Die Briefbögen und Stempel waren schon fertig

Alsbald gründete sich eine Bürgerinitiative gegen den ungeliebten Namen, die mit großem Engagement Unterschriften sammelte. „Dabei hatten wir schon alles, Stempel und Briefbögen mit Filderlinden“, erzählt der 82-jährige Schurr. Der Protest hatte Erfolg. Am 20. April 1975 stimmten knapp 64 Prozent bei einer Bürgerbefragung parallel zur Kommunalwahl für die Umbenennung in Filderstadt, und dies wurde schließlich am 24. Juli 1975 vom Innenministerium genehmigt, erklärt der Stadtarchivar Nikolaus Back. In der Schwestergemeinde Ostfildern kam das aber überhaupt nicht gut an.
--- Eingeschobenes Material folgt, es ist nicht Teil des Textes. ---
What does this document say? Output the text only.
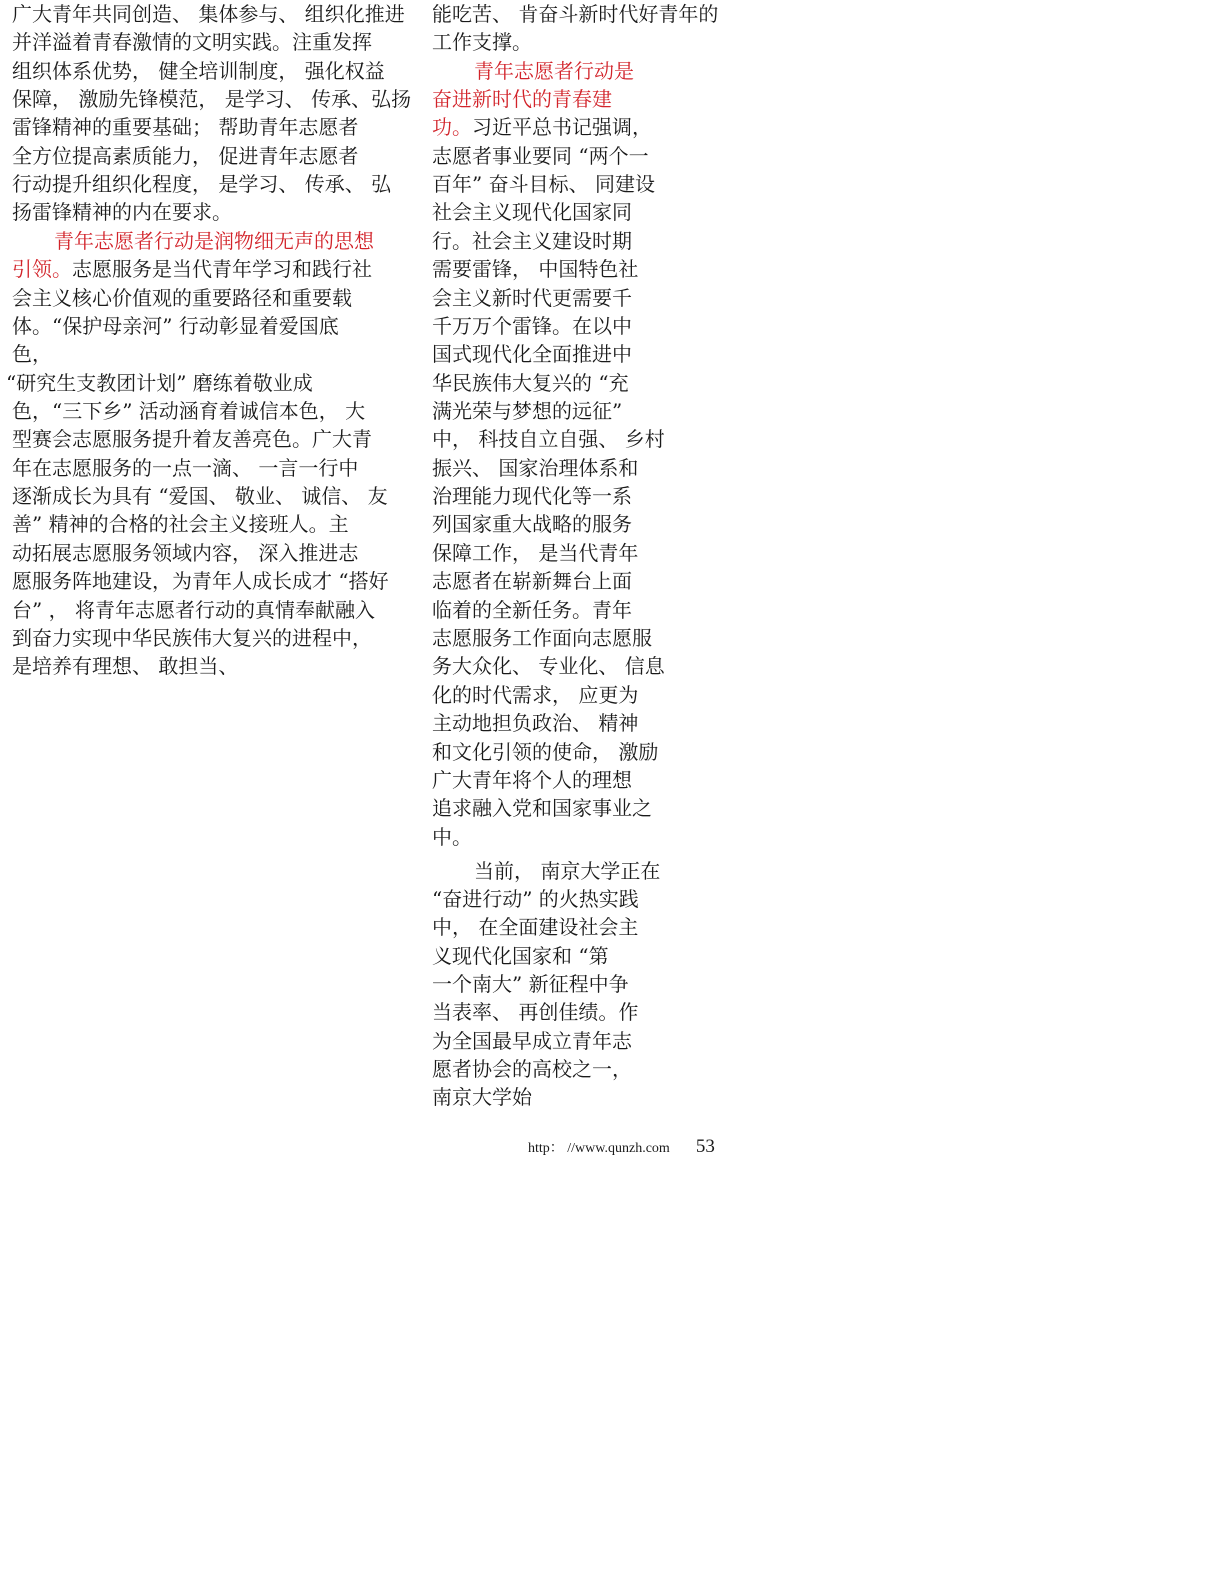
广大青年共同创造、 集体参与、 组织化推进
并洋溢着青春激情的文明实践。注重发挥
组织体系优势， 健全培训制度， 强化权益
保障， 激励先锋模范， 是学习、 传承、弘扬
雷锋精神的重要基础； 帮助青年志愿者
全方位提高素质能力， 促进青年志愿者
行动提升组织化程度， 是学习、 传承、 弘
扬雷锋精神的内在要求。
青年志愿者行动是润物细无声的思想
引领。志愿服务是当代青年学习和践行社
会主义核心价值观的重要路径和重要载
体。“保护母亲河” 行动彰显着爱国底
色，
“研究生支教团计划” 磨练着敬业成
色，“三下乡” 活动涵育着诚信本色， 大
型赛会志愿服务提升着友善亮色。广大青
年在志愿服务的一点一滴、 一言一行中
逐渐成长为具有 “爱国、 敬业、 诚信、 友
善” 精神的合格的社会主义接班人。主
动拓展志愿服务领域内容， 深入推进志
愿服务阵地建设，为青年人成长成才 “搭好
台” ， 将青年志愿者行动的真情奉献融入
到奋力实现中华民族伟大复兴的进程中，
是培养有理想、 敢担当、
能吃苦、 肯奋斗新时代好青年的
工作支撑。
青年志愿者行动是
奋进新时代的青春建
功。习近平总书记强调，
志愿者事业要同 “两个一
百年” 奋斗目标、 同建设
社会主义现代化国家同
行。社会主义建设时期
需要雷锋， 中国特色社
会主义新时代更需要千
千万万个雷锋。在以中
国式现代化全面推进中
华民族伟大复兴的 “充
满光荣与梦想的远征”
中， 科技自立自强、 乡村
振兴、 国家治理体系和
治理能力现代化等一系
列国家重大战略的服务
保障工作， 是当代青年
志愿者在崭新舞台上面
临着的全新任务。青年
志愿服务工作面向志愿服
务大众化、 专业化、 信息
化的时代需求， 应更为
主动地担负政治、 精神
和文化引领的使命， 激励
广大青年将个人的理想
追求融入党和国家事业之
中。
当前， 南京大学正在
“奋进行动” 的火热实践
中， 在全面建设社会主
义现代化国家和 “第
一个南大” 新征程中争
当表率、 再创佳绩。作
为全国最早成立青年志
愿者协会的高校之一，
南京大学始
http： //www.qunzh.com 53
Denn die hätte selbst gern so geheißen, hatte den Wunschnamen, den ein Wettbewerb hervorgebracht hatte, aber wieder verworfen. Bei einer Abmachung der Bürgermeister aller ehemals eigenständigen Filder-Gemeinden war nämlich festgelegt worden, dass just dieser Name grundsätzlich auszuklammern sei. „Der Name Filderstadt hätte eine gewisse Priorisierung unterstellt“, erklärt Nikolaus Back. „Alle wollten so heißen“, erinnert sich Paul Schurr.

Und dann dieser Affront! Gerhard Koch, der seinerzeit kurz vor der Einsetzung als Rathauschef im neuen Ostfildern stand, ging auf die Barrikaden und forderte den damaligen Innenminister Karl Schiess in einem Brief auf, seine Zustimmung zur Umbenennung zu verweigern. Er befürchtete eine „dauernde unnötige Belastung“ zwischen den Kommunen, denn „die Einwohner Ostfilderns fühlen sich keineswegs als Vorstadtbürger von Filderstadt“, ist in einem Artikel der Stuttgarter Nachrichten vom 8. August 1975 zu lesen.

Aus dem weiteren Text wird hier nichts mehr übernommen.